The private letter ruling (PLR) provides Welltower “significant flexibility” to self-manage the more than 45,000 units that make up three-fourths of the company’s IL portfolio. It specifies that such communities are not “health care” facilities and thus are not required to be leased to a third-party operator or taxable subsidiary as required under the REIT Investment Diversification and Empowerment Act (RIDEA).
Mitra added that the PLR gives Welltower “significant ammunition” to accelerate the pace for what he referred to as “Welltower 3.0.”
“We remain optimistic that further investment in our platform will not only result in a better margin profile of our assets, but also meaningfully benefit the third-party operating partners and others across the senior living spectrum,” Mitra said.
Burkart compared the company’s current exploration of self-managing certain properties to the multifamily real estate sector in the mid-90s when such companies shifted from fee managers to owner-operators. In turn, that gave owner operators the ability to “move much faster — and it changed how we looked at the world.”
“All of these things enabled a tremendous improvement in margins,” Burkart said. “It will allow us to step into that business and have a tremendous impact on the margins.”
Welltower is piloting the operating program with certain operators, with preliminary results expected later this year. In doing so, the company can improve the performance of its IL properties and even take some of those best practices to the operators of the AL properties it owns.
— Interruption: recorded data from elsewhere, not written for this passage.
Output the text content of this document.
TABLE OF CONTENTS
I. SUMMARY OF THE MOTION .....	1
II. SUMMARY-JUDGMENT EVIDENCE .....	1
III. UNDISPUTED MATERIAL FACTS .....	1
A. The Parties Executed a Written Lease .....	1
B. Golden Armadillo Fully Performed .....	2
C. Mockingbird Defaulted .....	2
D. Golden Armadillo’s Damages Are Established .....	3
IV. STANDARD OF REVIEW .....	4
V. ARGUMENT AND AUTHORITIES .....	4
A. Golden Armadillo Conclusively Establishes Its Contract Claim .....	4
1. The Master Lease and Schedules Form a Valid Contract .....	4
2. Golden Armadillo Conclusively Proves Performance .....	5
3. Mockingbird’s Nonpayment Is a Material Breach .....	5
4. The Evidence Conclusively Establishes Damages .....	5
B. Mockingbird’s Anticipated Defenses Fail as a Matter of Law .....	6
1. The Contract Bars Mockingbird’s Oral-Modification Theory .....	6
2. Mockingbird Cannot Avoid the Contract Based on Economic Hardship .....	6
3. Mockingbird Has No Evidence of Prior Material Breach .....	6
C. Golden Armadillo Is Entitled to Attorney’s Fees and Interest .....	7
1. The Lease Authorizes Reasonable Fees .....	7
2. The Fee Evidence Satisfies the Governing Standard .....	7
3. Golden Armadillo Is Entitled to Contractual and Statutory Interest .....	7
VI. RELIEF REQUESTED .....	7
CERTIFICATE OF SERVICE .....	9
“I would not be surprised if we start to self-manage some IL assets in the calendar year of 2023,” Mitra said.
He added that “forward thinking” partners within Welltower’s IL portfolio were prepared to move the business forward and “want to participate in building out the platform together.”
“This is pretty huge and it’ll impact our whole overall residential platform,” Burkart added.
For Welltower, adding new operating partners is less of a focus than it has been in years past, and Mitra said the REIT is instead striving for “regional density” with existing partners, something he said was akin to a “long dating process” to determine value-add for both parties prior to a strategic partnership.
Earlier this week, Welltower announced a programmatic partnership with Virginia-based Retirement Unlimited (RUI) and the launch of a new brand called Elance as part of a larger effort to span more than 20 luxury communities on the East Coast.
Mitra called RUI “one of the best operating performing” senior housing operators on the East Coast during Thursday’s call, adding that the partnership would grow through acquisitions, transition and development.